About a year ago, I happened upon this statement about the Monitor in the Harvard Business Review – under the charming heading of “do things that don’t interest you”:

“Many things that end up” being meaningful, writes social scientist Joseph Grenny, “have come from conference workshops, articles, or online videos that began as a chore and ended with an insight. My work in Kenya, for example, was heavily influenced by a Christian Science Monitor article I had forced myself to read 10 years earlier. Sometimes, we call things ‘boring’ simply because they lie outside the box we are currently in.”

If you were to come up with a punchline to a joke about the Monitor, that would probably be it. We’re seen as being global, fair, insightful, and perhaps a bit too earnest. We’re the bran muffin of journalism.

But you know what? We change lives. And I’m going to argue that we change lives precisely because we force open that too-small box that most human beings think they live in.

The Monitor is a peculiar little publication that’s hard for the world to figure out.
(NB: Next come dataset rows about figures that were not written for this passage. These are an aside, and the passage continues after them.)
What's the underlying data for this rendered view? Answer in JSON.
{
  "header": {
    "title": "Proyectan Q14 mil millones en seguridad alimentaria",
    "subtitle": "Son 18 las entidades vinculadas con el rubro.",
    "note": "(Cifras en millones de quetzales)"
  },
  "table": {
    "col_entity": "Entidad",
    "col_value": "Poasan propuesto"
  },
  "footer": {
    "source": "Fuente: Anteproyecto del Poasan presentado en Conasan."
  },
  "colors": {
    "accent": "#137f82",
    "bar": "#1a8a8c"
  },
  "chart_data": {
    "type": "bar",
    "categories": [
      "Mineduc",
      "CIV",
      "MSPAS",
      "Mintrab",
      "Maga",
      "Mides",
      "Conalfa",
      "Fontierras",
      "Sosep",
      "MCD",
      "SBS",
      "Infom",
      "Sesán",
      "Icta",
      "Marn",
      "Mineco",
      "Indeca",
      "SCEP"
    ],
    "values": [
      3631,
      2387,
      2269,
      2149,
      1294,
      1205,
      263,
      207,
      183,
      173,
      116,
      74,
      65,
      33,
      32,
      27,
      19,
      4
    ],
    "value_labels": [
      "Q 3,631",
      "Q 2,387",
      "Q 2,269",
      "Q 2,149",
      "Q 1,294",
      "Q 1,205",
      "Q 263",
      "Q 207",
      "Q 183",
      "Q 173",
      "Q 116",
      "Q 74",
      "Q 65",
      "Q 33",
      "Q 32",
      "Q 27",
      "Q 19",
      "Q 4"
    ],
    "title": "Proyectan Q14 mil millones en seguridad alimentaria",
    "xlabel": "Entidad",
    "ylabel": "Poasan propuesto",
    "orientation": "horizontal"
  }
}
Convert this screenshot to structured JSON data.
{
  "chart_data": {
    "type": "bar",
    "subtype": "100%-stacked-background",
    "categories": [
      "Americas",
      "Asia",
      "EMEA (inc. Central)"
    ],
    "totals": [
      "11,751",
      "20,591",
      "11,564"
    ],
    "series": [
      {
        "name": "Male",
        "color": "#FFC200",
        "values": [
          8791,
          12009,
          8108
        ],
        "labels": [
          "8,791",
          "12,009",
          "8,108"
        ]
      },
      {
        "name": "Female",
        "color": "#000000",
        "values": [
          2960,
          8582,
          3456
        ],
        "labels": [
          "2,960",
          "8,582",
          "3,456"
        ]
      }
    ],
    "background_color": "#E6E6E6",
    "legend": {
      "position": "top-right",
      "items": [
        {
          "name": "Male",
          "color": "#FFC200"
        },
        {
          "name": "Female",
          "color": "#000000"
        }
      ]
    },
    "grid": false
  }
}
We’re run by a church, but we’re not only for church members and we’re not about converting people. We’re known as being fair even as the world becomes as polarized as at any time since the newspaper’s founding in 1908.

We have a mission beyond circulation, we want to bridge divides. We’re about kicking down the door of thought everywhere and saying, “You are bigger and more capable than you realize. And we can prove it.”